**Problem Statement** Two players are playing a game. They have A bundles of pencils of size B each.

They also have a number C that they chose randomly. They move in turns and the person who's unable to make a move loses.

For each move a person chooses a bundle and divides it into some number (more than one) of equal parts/bundles, the size of each one is expressed by an integer and is no less than C.

Each resulting part is also a bundle which can be divided in future by any player.

Find the winner of the game.

Problem Constraints 1 <= A <= 105

1 <= B, C <= 109

Input Format First argument is the integer A.

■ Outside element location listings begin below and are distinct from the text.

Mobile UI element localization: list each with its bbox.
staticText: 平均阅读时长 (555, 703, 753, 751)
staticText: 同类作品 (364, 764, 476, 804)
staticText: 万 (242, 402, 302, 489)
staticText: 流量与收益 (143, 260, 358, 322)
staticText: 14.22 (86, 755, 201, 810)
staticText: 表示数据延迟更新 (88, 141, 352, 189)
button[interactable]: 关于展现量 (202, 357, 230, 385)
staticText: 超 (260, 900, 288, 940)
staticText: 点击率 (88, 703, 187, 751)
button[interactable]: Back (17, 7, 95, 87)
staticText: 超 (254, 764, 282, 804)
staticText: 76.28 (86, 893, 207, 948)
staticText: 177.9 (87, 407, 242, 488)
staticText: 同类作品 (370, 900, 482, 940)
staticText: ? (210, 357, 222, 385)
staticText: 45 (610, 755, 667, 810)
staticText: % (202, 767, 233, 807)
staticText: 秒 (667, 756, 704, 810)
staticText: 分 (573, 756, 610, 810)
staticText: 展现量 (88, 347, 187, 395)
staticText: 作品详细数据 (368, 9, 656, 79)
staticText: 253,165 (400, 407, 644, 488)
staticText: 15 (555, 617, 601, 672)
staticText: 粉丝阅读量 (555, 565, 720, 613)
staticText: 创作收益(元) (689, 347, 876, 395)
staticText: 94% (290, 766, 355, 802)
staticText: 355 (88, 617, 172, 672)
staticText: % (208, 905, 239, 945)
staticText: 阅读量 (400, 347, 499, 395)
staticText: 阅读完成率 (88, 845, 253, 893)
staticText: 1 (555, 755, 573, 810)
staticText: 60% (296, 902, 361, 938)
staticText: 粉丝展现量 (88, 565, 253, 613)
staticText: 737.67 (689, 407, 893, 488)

Second argument is the integer B.

Third argument is the integer C.

Output Format Return 1 of the First player wins, 0 if Second player wins.

Example Input Input 1:

A = 4 B = 8 C = 6 Input 2:

A = 1 B = 9 C = 2

Example Output Output 1:

0 Output 2:

1

Example Explanation Explanation 1:

Player 1 cannot divide any of the bundle, so that the divided bundles have size not less than 6. Hence he loses. Explanation 2:

They have only 1 bundle to start with. Player 1 has only one valid move where he divides this bundle into 3 bundles of size 3. After this Player 2 cannot divide bundles of size 3 further. Hence Player 2 loses.

**Intuition**

if A is even, player2 wins because player2 can mimic player1's move. *But what if A is odd?*

It's a Nim game: https://codeforces.com/blog/entry/66040

But the operation is different than Nim Game. So how would it be solved for a game with odd number of piles?

Read the post I linked to. It can be generalized.

Are you referring to this problem? https://codeforces.com/problemset/problem/78/C

That player 2 always wins if $$$A$$$ is even is a great first step! In fact, you're almost done. The case for when $$$A$$$ is odd is not too far from that, and I suggest you think about it some more before looking at the problem's editorial.